Plant Dreaming Deep by May Sarton
It is unlike me to read things out of order, but so far I have been skipping around a bit among her autobiographical non-fiction. At first I could put it down to not owning all the necessary volumes to read them in order, but that doesn’t explain why I picked up Plant Dreaming Deep last week, instead of her first autobiographical volume. I can blame that on Wilkie Collins. After reading his fantastic novel The Woman in White, I needed something that was the exact opposite in style and content. Something based more firmly in real life. I needed to sweep up and clear away all of the Victorian drama and intrigue that was littering my psyche. I immediately thought of Sarton as the right tool for the job, and I skipped over her first volume of memoir because its detail was too much about dates and places and events. After so much plot, I wanted something that was pure description.

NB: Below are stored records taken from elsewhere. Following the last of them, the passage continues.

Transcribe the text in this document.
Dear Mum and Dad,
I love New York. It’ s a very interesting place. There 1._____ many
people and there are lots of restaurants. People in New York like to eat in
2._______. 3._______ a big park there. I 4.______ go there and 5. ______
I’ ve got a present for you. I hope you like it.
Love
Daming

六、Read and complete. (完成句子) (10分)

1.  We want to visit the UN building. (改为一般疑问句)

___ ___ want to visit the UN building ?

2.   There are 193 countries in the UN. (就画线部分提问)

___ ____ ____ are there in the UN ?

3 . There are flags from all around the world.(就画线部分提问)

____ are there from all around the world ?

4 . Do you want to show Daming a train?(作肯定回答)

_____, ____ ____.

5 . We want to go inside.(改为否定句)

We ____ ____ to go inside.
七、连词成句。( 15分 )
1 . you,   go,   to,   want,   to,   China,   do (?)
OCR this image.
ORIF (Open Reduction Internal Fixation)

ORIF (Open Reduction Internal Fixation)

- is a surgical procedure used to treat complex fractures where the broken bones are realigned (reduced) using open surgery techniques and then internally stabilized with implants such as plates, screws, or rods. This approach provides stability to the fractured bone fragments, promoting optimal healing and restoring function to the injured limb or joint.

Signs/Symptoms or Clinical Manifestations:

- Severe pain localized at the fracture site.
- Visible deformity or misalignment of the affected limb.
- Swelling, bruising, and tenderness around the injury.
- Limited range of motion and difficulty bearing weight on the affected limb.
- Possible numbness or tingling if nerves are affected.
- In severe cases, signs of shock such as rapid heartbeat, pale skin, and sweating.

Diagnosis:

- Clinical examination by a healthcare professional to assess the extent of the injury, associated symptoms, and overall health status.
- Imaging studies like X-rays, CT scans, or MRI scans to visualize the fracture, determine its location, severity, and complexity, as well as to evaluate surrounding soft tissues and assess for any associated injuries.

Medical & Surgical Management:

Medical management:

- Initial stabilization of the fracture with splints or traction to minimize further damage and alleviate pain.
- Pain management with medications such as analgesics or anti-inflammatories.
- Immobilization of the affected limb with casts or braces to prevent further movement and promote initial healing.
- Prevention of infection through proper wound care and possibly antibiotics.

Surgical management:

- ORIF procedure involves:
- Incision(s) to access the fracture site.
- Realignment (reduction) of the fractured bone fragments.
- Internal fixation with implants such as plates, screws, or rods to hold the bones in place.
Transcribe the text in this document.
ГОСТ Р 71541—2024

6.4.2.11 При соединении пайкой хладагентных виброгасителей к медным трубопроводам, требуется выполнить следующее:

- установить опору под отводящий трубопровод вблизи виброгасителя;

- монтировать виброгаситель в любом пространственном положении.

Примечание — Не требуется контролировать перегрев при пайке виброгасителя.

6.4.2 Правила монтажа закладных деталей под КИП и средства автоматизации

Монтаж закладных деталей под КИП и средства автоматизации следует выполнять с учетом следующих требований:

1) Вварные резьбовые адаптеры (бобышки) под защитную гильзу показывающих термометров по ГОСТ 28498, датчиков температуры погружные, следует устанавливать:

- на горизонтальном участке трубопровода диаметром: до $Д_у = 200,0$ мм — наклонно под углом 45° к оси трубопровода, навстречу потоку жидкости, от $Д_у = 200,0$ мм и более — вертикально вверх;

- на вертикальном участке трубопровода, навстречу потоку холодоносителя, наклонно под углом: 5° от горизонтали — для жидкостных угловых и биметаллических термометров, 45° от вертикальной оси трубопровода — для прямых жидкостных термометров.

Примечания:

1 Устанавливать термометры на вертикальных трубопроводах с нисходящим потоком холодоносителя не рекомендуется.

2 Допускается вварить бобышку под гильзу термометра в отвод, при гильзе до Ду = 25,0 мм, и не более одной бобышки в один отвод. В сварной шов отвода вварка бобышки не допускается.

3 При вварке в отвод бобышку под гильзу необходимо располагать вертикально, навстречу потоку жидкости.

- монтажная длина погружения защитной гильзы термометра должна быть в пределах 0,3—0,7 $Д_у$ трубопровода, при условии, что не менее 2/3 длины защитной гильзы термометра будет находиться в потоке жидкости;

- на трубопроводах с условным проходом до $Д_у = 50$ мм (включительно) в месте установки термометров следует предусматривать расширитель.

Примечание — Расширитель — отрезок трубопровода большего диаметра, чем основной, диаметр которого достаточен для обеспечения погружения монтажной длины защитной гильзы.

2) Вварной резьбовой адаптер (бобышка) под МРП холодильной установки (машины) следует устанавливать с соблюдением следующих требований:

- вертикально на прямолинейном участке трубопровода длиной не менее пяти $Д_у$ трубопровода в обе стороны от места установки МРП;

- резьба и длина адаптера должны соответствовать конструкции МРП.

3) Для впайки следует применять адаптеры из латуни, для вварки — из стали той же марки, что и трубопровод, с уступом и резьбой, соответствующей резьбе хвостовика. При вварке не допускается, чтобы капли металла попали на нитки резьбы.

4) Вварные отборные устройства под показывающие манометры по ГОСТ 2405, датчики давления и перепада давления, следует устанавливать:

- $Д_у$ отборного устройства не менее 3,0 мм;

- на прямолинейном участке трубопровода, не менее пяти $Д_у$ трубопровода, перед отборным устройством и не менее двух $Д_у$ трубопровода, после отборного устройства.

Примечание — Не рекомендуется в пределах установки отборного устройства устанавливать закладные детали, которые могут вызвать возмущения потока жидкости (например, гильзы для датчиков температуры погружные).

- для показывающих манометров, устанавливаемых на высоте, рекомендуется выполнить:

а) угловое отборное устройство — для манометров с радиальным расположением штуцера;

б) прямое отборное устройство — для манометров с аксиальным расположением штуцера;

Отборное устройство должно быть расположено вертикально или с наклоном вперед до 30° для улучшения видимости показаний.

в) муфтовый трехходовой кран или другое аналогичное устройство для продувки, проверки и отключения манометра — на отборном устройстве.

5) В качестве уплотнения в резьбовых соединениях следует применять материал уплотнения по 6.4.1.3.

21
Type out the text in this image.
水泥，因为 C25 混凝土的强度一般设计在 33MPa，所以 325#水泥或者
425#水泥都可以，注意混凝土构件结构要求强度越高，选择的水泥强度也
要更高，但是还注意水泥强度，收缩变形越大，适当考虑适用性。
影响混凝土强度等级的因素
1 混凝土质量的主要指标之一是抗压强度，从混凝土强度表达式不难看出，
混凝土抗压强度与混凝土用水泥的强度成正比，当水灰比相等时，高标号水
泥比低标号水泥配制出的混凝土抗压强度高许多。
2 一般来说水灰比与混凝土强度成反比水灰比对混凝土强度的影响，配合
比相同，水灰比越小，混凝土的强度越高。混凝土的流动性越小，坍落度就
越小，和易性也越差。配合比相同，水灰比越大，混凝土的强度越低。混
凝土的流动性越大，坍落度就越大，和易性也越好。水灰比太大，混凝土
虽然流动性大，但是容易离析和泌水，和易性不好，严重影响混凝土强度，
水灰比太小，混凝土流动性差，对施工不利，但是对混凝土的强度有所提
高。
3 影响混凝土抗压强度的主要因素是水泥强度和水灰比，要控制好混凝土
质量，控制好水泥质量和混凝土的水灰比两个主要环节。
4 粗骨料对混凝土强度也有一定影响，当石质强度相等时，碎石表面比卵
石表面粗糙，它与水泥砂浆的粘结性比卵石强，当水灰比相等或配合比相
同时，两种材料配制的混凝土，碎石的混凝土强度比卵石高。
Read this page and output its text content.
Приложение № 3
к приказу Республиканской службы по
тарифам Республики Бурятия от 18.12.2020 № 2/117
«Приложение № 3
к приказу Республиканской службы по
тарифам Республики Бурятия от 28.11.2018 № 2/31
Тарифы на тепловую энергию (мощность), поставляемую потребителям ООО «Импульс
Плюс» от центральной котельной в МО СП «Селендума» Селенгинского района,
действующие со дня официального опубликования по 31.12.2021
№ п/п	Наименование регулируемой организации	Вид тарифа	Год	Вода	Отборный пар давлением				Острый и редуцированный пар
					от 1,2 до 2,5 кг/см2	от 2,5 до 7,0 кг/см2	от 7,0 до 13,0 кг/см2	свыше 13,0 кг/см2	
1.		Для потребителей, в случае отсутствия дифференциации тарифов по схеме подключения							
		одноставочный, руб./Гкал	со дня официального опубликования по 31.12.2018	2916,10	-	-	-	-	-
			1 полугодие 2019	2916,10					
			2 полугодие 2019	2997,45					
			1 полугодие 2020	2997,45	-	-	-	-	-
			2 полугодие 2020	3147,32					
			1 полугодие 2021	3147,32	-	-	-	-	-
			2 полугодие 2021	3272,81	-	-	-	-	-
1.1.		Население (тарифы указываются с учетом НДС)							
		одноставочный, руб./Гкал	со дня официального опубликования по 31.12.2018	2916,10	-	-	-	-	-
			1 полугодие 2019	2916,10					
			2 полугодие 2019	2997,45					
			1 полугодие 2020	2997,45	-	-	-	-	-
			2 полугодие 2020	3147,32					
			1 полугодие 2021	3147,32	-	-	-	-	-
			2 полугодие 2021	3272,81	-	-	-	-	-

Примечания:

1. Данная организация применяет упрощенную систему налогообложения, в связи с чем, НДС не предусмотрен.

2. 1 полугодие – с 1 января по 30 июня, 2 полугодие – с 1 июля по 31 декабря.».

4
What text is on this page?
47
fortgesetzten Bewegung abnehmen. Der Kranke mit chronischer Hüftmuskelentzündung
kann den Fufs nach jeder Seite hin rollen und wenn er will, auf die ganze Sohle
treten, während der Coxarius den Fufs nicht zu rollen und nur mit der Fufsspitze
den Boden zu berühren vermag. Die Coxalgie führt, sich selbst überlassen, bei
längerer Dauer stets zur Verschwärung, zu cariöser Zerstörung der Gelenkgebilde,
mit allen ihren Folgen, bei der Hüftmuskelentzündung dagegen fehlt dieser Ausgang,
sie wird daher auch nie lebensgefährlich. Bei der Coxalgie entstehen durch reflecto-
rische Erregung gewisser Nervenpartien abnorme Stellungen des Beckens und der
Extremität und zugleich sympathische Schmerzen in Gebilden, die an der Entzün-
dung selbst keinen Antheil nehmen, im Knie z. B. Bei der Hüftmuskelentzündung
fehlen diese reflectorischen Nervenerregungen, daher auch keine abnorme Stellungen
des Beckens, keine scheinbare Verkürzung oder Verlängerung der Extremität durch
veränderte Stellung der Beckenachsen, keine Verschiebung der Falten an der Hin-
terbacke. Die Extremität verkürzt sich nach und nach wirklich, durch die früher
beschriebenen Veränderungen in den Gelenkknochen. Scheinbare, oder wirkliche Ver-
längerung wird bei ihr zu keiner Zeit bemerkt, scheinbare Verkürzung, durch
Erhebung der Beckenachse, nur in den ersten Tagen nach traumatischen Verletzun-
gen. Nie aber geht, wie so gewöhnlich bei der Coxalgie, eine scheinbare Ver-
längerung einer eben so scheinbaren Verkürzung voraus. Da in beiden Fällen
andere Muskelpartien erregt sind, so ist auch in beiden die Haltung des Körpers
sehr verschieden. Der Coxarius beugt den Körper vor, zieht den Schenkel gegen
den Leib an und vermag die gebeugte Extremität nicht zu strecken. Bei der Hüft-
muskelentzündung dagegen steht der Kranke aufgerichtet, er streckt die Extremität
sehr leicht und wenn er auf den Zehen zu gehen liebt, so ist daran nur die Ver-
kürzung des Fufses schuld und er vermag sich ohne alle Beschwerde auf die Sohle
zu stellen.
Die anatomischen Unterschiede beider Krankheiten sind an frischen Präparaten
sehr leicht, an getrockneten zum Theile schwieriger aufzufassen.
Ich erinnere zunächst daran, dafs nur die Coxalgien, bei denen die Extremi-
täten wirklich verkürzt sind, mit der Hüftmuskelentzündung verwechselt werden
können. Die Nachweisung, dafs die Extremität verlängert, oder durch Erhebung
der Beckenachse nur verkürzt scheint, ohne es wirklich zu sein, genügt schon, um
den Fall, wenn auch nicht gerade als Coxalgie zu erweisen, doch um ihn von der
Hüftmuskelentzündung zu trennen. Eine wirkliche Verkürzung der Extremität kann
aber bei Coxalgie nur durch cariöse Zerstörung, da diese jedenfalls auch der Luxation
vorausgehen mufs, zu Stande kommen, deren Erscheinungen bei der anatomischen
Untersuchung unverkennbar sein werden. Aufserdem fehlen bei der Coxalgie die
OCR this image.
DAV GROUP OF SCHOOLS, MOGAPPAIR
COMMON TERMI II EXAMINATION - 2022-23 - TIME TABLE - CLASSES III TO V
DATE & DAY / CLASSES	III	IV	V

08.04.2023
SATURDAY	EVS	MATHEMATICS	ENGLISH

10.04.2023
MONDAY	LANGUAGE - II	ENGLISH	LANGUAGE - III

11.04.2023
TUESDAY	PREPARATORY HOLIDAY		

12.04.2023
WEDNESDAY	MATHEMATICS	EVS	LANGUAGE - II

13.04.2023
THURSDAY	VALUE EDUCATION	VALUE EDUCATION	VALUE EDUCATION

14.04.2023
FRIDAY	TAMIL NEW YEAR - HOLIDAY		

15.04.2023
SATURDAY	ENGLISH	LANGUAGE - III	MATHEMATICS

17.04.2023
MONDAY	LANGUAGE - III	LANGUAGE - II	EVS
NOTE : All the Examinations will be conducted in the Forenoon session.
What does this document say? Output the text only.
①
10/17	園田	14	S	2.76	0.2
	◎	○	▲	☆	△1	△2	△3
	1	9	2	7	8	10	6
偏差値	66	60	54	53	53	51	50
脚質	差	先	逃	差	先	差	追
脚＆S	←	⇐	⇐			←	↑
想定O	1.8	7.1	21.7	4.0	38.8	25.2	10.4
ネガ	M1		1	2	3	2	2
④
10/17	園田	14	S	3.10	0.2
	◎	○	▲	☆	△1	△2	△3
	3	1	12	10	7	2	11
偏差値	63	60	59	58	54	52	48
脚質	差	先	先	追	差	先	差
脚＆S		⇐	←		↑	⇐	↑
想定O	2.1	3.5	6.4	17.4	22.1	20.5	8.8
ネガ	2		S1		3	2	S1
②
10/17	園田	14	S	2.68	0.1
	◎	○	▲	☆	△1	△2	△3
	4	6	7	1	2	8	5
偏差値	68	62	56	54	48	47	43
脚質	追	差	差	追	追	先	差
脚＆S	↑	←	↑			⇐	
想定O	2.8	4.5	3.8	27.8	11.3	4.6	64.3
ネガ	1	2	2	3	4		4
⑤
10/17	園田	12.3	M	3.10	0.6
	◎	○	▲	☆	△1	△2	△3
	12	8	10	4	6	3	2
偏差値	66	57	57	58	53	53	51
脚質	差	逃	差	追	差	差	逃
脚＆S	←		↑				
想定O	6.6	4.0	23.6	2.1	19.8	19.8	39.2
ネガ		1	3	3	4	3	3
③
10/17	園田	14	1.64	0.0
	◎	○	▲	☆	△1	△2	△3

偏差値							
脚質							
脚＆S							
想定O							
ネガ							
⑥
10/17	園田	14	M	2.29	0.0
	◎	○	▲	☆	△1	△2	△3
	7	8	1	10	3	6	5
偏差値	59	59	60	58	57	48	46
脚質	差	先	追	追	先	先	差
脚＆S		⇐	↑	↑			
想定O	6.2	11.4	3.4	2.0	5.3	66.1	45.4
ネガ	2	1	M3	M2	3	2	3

Plant Dreaming Deep was the perfect solution. It describes Sarton’s first home purchase in 1958 at the age of 46, her process of turning the house and 36 acres into her sanctuary, and her daily life and the people who became her neighbors and friends. This is the volume that begins to tell the tale of Sarton’s life in Nelson, New Hampsire and it was wonderful. This is essentially a poet writing about domestic chores and the joy and pain involved in her daily life. Like two other of her journals that I have read, Journal of Solitude and The House by the Sea, Plant Dreaming Deep is a throwback to a time when the hum of an electric typewriter was considered noisy. She had books, and wood fires, and her garden, and a mailbox full of letters and cards, and friends who came to visit her, and all kinds of other things that makes me want to live in the past. But she also had to deal with drought, black flies, and woodchucks. And among the peace and quiet, as we learn in later journal volumes, she also suffered from debilitating bouts of depression.

With black and white photos sprinkled here and there, Sarton’s journals are perfect for people who love writing, reading, and gardening, or anyone who fantasizes about living a quiet life in a beautiful setting.

Where would you like to transplant yourself, and what do you want to do when you get there?